Nella foto Giacinto Facchetti
Era il 4 maggio 1949; l’aereo del “Grande Torino”, la squadra in assoluto più forte del mondo, si schiantava contro il muraglione del terrapieno della Basilica di Superga, segnando la fine di un’epoca. Quella granata era una compagine senza eguali guidata da giocatori straordinari come Valentino Mazzola e Franco Ossola; si trattava di una formazione leggendaria capace di dominare il campionato per ben 5 anni di fila e che rappresentava non solo il calcio italiano, ma anche la nostra Nazionale. Le ceneri di quella maledetta tragedia e della seconda guerra mondiale portarono un evidente declino calcistico del nostro paese a cavallo tra gli anni ’50 e ’60. Tra spedizioni fallimentari e mancate qualificazioni, gli azzurri sprofondarono nel loro punto più basso ai mondiali inglesi del ‘66, quando furono eliminati dai dilettanti della Corea del Nord. Solo dopo 20 anni di buio totale a livello internazionale, la rinascita del nostro calcio vi fu nel campionato Europeo del ‘68 al culmine del “miracolo economico italiano”. Allora vincemmo il titolo in casa nostra con un po’ di fortuna, nella doppia sfida con la Jugoslavia. Quella fu la vera e propria rinascita della nostra Nazionale, l’inizio di un’egemonia mondiale che sembrava non avere fine.

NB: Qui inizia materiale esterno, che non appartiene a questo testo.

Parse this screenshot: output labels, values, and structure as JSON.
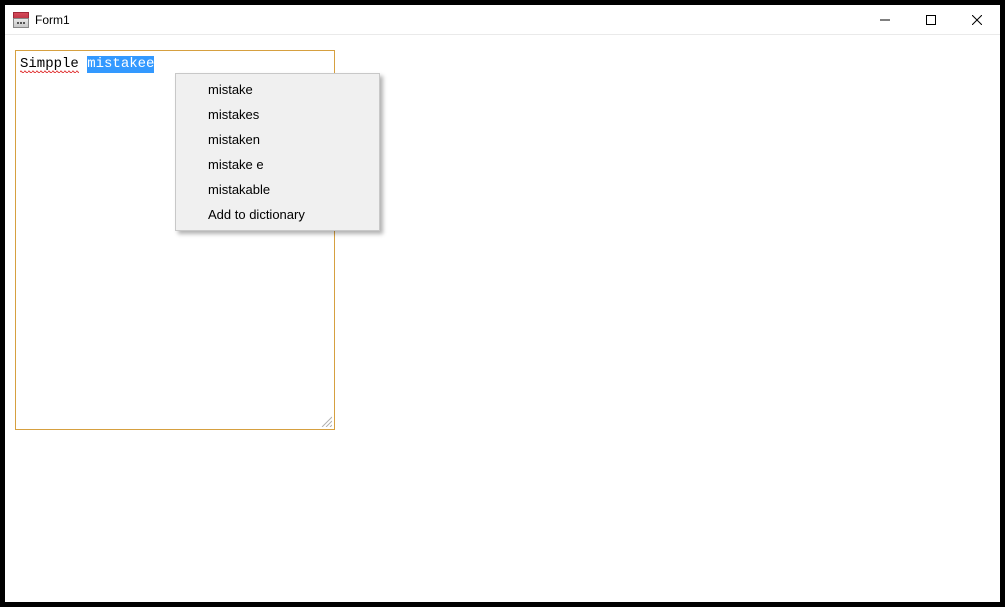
{
  "window": {
    "title": "Form1"
  },
  "textbox": {
    "word1": "Simpple",
    "word2": "mistakee"
  },
  "context_menu": {
    "items": [
      "mistake",
      "mistakes",
      "mistaken",
      "mistake e",
      "mistakable",
      "Add to dictionary"
    ]
  }
}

Erano altri tempi, era un’altra società e soprattutto, era un altro calcio; ma la crisi che ci troviamo ad affrontare oggi in Italia ha parecchie analogie con quella di 60 anni fa. Il fenomeno di Calciopoli, nell’indimenticabile estate in cui diventammo campioni del mondo, ed il crollo dei mercati finanziari, l’anno successivo, sono stati il movente fondamentale della depressione del calcio italiano. Il successo tedesco degli eroi di Berlino nel 2006 non è stato altro che l’ultimo trionfo di un paese che oggi si trova a fare i conti con problemi di ogni genere e che, in questo momento, non vede alcuna via d’uscita.
C’era grande voglia di rivincita dopo la disfatta “Lippiana” in Sudafrica, ma come già accaduto nella prima metà degli anni ’60, ci troviamo ad affrontare, per la seconda volta consecutiva, un’eliminazione in un girone mondiale più che abbordabile. Cesare Prandelli è indubbiamente il responsabile numero uno di questa sciagurata esperienza sudamericana, ma il tracollo della nostra amata Nazionale è solo lo sfondo di quello che il nostro paese sta attraversando. Poche idee e società mal gestite, senza obiettivi e progetti lungimiranti, ci hanno fatto perdere il ruolo di protagonisti a livello Mondiale, ormai da diverso tempo. La disfatta di un paio di giorni fa in Brasile e la morte di Ciro Esposito, tifoso in coma dal giorno della finale di Coppa Italia, sono lo specchio di un “paese malato” che deve voltare pagina al più presto per dare un segnale forte alla sua gente.
Stadi obsoleti, rapporti conflittuali con i tifosi e mancanza d’investimenti nei settori giovanili sono solo alcuni dei problemi che vanno immediatamente affrontati per rivedere la luce nel prossimo decennio. Il secondo posto agli Europei ucraini del 2012 ha mascherato le evidenti lacune di una Nazionale che non è più sorretta dalle grandi società italiane e che non garantisce un ricambio generazionale di giocatori all’altezza. Come ha sottolineato capitan Buffon nell’intervista post Uruguay, è giunto il momento di fare un esame di coscienza, di cambiare mentalità e di risolvere le vicende economico-sociali che affliggono il nostro paese.
Mezzo secolo fa, Gigi Riva e Giacinto Facchetti furono in grado di riportare la luce in patria vincendo il campionato Europeo. Chissà che non torneremo grandi proprio in Francia tra due anni. Cari Fratelli d’Italia, sapremo rialzarci. Uniti possiamo tornare ai vertici del calcio mondiale. Lo abbiamo già dimostrato.